Overview
After the April 28, 2026 2-M16 recording, we found two separate issues:
- The event file for the new session had an invalid first mark that became REST-like data.
- Even after repairing those events, the live-control model still failed to recognize the intended movements from that sitting.
The corrected event sequence is now the intended protocol:
- thumb close
- thumb open
- index close
- index open
- middle close
- middle open
- ring close
- ring open
- pinky close
- pinky open
That repair was necessary, but it did not explain the live-control failure by itself.
Key Finding
The repaired session was replayed through the live-inference path as if it were streaming. On the 291 corrected movement windows, the deployed March 19 model chose REST as the raw top action for every window.
| Raw action chosen by the model | Corrected movement windows |
|---|---|
| REST | 291 of 291 |
| OPEN | 0 of 291 |
| CLOSE | 0 of 291 |
This means the failure happened before robot-hand actuation logic. Cooldowns, stability checks, and actuation thresholds could not recover the movement because the model's action head was already treating the signal as REST.
Same-Sitting Replay Results
The full corrected sitting contains 2,226 replay windows:
| Window source | Count | Share |
|---|---|---|
| REST / non-event time | 1,935 | 86.93% |
| OPEN events | 145 | 6.51% |
| CLOSE events | 146 | 6.56% |
Several model variants were tested. None should replace the current deployment model.

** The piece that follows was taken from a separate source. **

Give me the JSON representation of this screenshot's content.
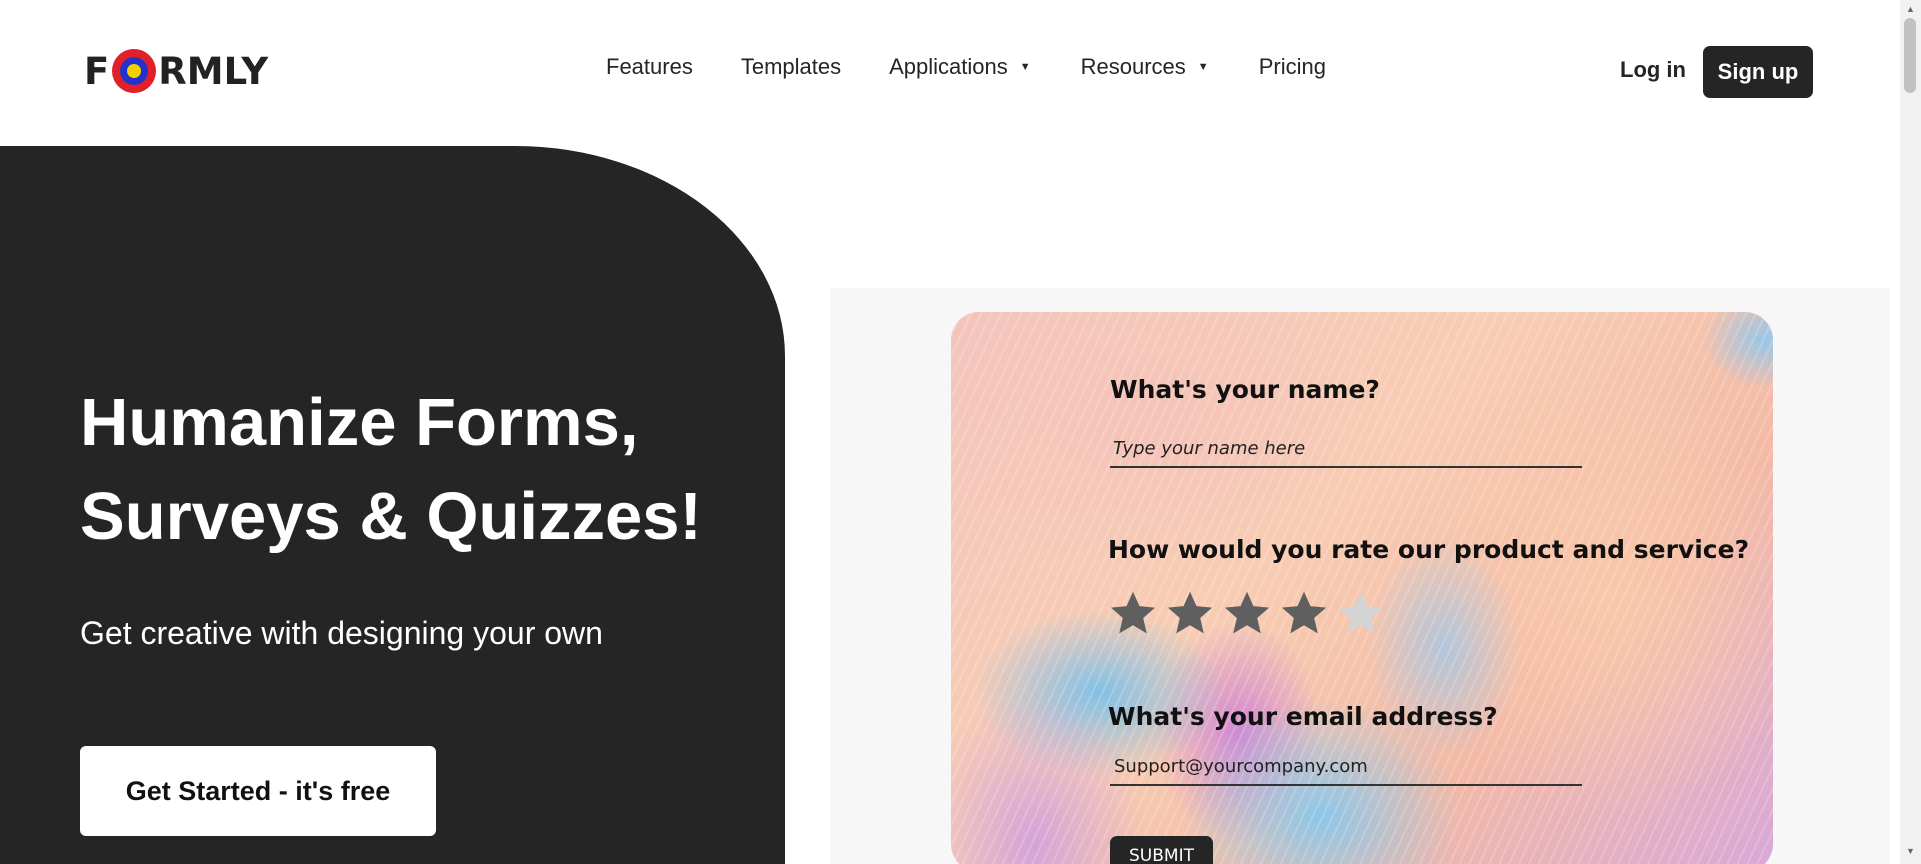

| Replay candidate | Training / role | Movement recall | Movement precision | False REST actuation | Reviewer takeaway |
|---|---|---|---|---|---|
| March 19 deployment | Current public baseline | 0.00% | 0.00% | 0.155% | Safe, but missed every corrected movement event. |
| April 4 archived | Earlier conservative reference | 0.00% | 0.00% | 0.052% | Same failure pattern as the deployed model. |
| March + April adaptation | Old corpus plus April 28 session | 0.00% | n/a | 0.000% | Offline metrics improved, but live-style movement recall did not. |
| April-only aggressive | April 28 session, lower REST weight | 17.18% | 15.72% | 12.92% | Movement appeared, but false actuation was far too high. |
| April-only conservative | April 28 session, moderate REST weight | 11.34% | 22.45% | 5.37% | Still unsafe and still missed most movement. |
The important result is not simply that one model underperformed. Conservative models stayed at REST, while session-only tuning produced too much false actuation. That combination points to a data-quality and robustness problem rather than a simple threshold adjustment.
Signal Quality Evidence
The latest live input distribution was compared to the offline reference distribution used by the deployed model. The report now flags the run as shifted_low_amplitude.

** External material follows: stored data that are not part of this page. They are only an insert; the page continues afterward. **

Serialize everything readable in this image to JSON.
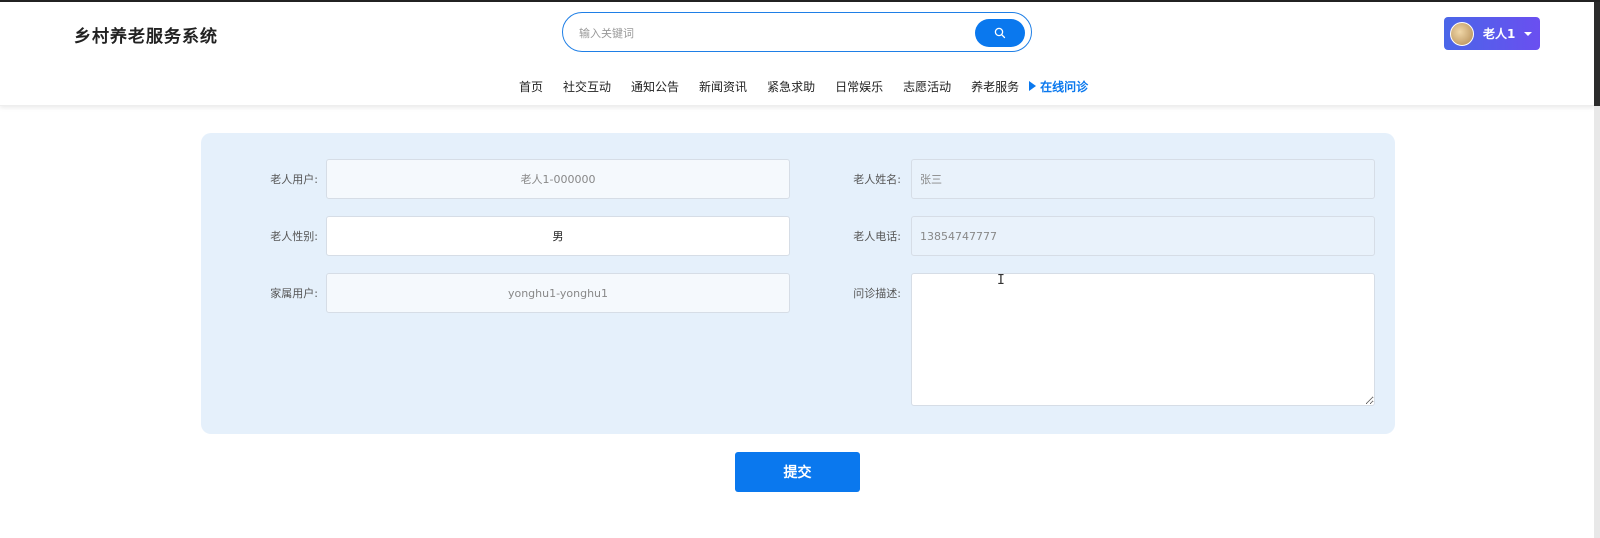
{
  "header": {
    "site_title": "乡村养老服务系统",
    "search": {
      "placeholder": "输入关键词",
      "button_icon": "search-icon"
    },
    "user": {
      "name": "老人1",
      "avatar_icon": "avatar-icon",
      "menu_icon": "caret-down-icon"
    }
  },
  "nav": {
    "items": [
      {
        "label": "首页"
      },
      {
        "label": "社交互动"
      },
      {
        "label": "通知公告"
      },
      {
        "label": "新闻资讯"
      },
      {
        "label": "紧急求助"
      },
      {
        "label": "日常娱乐"
      },
      {
        "label": "志愿活动"
      },
      {
        "label": "养老服务"
      }
    ],
    "active": {
      "label": "在线问诊",
      "icon": "triangle-right-icon"
    }
  },
  "form": {
    "elder_user": {
      "label": "老人用户:",
      "value": "老人1-000000"
    },
    "elder_name": {
      "label": "老人姓名:",
      "value": "张三"
    },
    "elder_gender": {
      "label": "老人性别:",
      "value": "男"
    },
    "elder_phone": {
      "label": "老人电话:",
      "value": "13854747777"
    },
    "family_user": {
      "label": "家属用户:",
      "value": "yonghu1-yonghu1"
    },
    "consult_desc": {
      "label": "问诊描述:",
      "value": ""
    }
  },
  "actions": {
    "submit_label": "提交"
  },
  "colors": {
    "accent": "#0a78ee",
    "panel_bg": "#e5f0fb",
    "user_btn": "#5a5cec"
  }
}
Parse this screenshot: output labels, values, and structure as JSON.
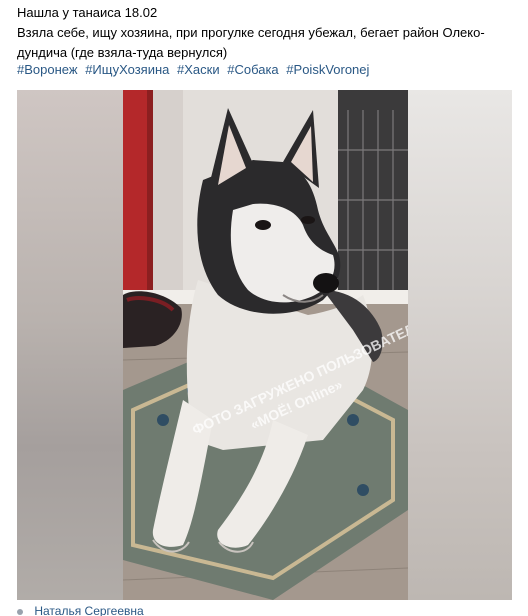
{
  "post": {
    "lines": [
      "Нашла у танаиса 18.02",
      "Взяла себе, ищу хозяина, при прогулке сегодня убежал, бегает район Олеко-",
      "дундича (где взяла-туда вернулся)"
    ],
    "hashtags": [
      "#Воронеж",
      "#ИщуХозяина",
      "#Хаски",
      "#Собака",
      "#PoiskVoronej"
    ],
    "watermark_lines": [
      "ФОТО ЗАГРУЖЕНО ПОЛЬЗОВАТЕЛЕМ",
      "«МОЁ! Online»"
    ],
    "author": "Наталья Сергеевна"
  },
  "colors": {
    "link": "#2a5885",
    "text": "#000000"
  }
}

| Muse channel | Live RMS ratio vs reference | Interpretation |
|---|---|---|
| TP9 | 0.460 | Much quieter than expected |
| AF7 | 0.894 | Slightly quieter |
| AF8 | 1.016 | In range |
| TP10 | 0.718 | Quieter than expected |
Two channels were materially quieter than expected, with TP9 especially low. This is consistent with the model preferring REST during intended movement. The likely causes are headset contact, placement, or session-to-session amplitude shift.
We also checked whether the channels were secretly ordered incorrectly. Testing all channel permutations did not recover usable movement recall, so the evidence does not support channel order as the main cause.
Engineering Fixes
Several safeguards were added during this investigation:
- Step 1 now rejects invalid open/close marks when no finger is selected, instead of allowing them to become REST-like events.
- The UI launch path now gives clearer warnings around keyboard capture and actuation configuration.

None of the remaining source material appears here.